July was an historic month for the EU as policymakers agreed on a recovery deal after 5 days of negotiations in the longest summit in 20 years. This marks the first instance of debt mutualisation among the 27 EU countries. The European Commission will issue common debt to finance a €750bn recovery plan, €390bn of which will be in the form of grants. Ultimately, the southern economies emerge as big winners from the deal. The grants will be disbursed to those areas most affected by the virus. The rest of the recovery plan in the form of loans will offer an attractive source of funding with lower interest rates and light conditionality.

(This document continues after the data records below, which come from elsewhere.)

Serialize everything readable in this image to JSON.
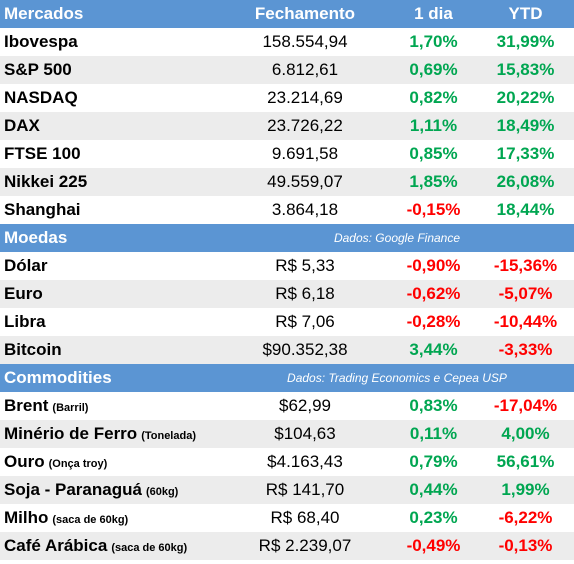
{
  "colors": {
    "header_bg": "#5b95d3",
    "positive": "#00a651",
    "negative": "#ff0000",
    "stripe": "#ececec"
  },
  "header": {
    "markets": "Mercados",
    "close": "Fechamento",
    "day": "1 dia",
    "ytd": "YTD"
  },
  "markets": [
    {
      "name": "Ibovespa",
      "close": "158.554,94",
      "day": "1,70%",
      "ytd": "31,99%"
    },
    {
      "name": "S&P 500",
      "close": "6.812,61",
      "day": "0,69%",
      "ytd": "15,83%"
    },
    {
      "name": "NASDAQ",
      "close": "23.214,69",
      "day": "0,82%",
      "ytd": "20,22%"
    },
    {
      "name": "DAX",
      "close": "23.726,22",
      "day": "1,11%",
      "ytd": "18,49%"
    },
    {
      "name": "FTSE 100",
      "close": "9.691,58",
      "day": "0,85%",
      "ytd": "17,33%"
    },
    {
      "name": "Nikkei 225",
      "close": "49.559,07",
      "day": "1,85%",
      "ytd": "26,08%"
    },
    {
      "name": "Shanghai",
      "close": "3.864,18",
      "day": "-0,15%",
      "ytd": "18,44%"
    }
  ],
  "currencies_header": {
    "title": "Moedas",
    "source": "Dados: Google Finance"
  },
  "currencies": [
    {
      "name": "Dólar",
      "close": "R$ 5,33",
      "day": "-0,90%",
      "ytd": "-15,36%"
    },
    {
      "name": "Euro",
      "close": "R$ 6,18",
      "day": "-0,62%",
      "ytd": "-5,07%"
    },
    {
      "name": "Libra",
      "close": "R$ 7,06",
      "day": "-0,28%",
      "ytd": "-10,44%"
    },
    {
      "name": "Bitcoin",
      "close": "$90.352,38",
      "day": "3,44%",
      "ytd": "-3,33%"
    }
  ],
  "commodities_header": {
    "title": "Commodities",
    "source": "Dados: Trading Economics e Cepea USP"
  },
  "commodities": [
    {
      "name": "Brent",
      "unit": "(Barril)",
      "close": "$62,99",
      "day": "0,83%",
      "ytd": "-17,04%"
    },
    {
      "name": "Minério de Ferro",
      "unit": "(Tonelada)",
      "close": "$104,63",
      "day": "0,11%",
      "ytd": "4,00%"
    },
    {
      "name": "Ouro",
      "unit": "(Onça troy)",
      "close": "$4.163,43",
      "day": "0,79%",
      "ytd": "56,61%"
    },
    {
      "name": "Soja - Paranaguá",
      "unit": "(60kg)",
      "close": "R$ 141,70",
      "day": "0,44%",
      "ytd": "1,99%"
    },
    {
      "name": "Milho",
      "unit": "(saca de 60kg)",
      "close": "R$ 68,40",
      "day": "0,23%",
      "ytd": "-6,22%"
    },
    {
      "name": "Café Arábica",
      "unit": "(saca de 60kg)",
      "close": "R$ 2.239,07",
      "day": "-0,49%",
      "ytd": "-0,13%"
    }
  ]
}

The positive news out of Europe on both the policy and virus front has briefly initiated a conversation on the reversal of US outperformance, a persistent trend over the last decade. Europe has certainly experienced a deeper crater in economic output, a result of stricter lockdown measures. However, with the virus tamed for the most part (cases have picked up in the Catalonia region as well as in Belgium) Europe could expect a smoother recovery, relative to the US. Indeed, it’s very early days to determine whether this trend can be sustained. What is certain, is that European policymakers have displayed greater unity and urgency compared to their performance following the GFC.

 

In summary, we remain sceptical about the pace and breadth of the economic recovery. The main risk facing markets is not government restrictions but fear of the virus and how this impacts behaviour. Attempts to reopen sectors will fall short of returning to previous levels unless genuine progress in combatting or managing COVID-19 is achieved. We have seen this play out across southern US states, which have struggled to reopen sectors against a reacceleration in infections. Other US states, most European economies and most Asian economies have demonstrated the ability to manage the infection better with rates ticking lower, increasing the prospect of an economic recovery.

Markets have attempted to distinguish between these uneven recoveries with economies that have managed reopening better than others seeing investor support. That said, a return to pre-lockdown economic activity will not be realised until a vaccine is found. Equity prices do not reflect this with overly optimistic investors ignoring the grim reality.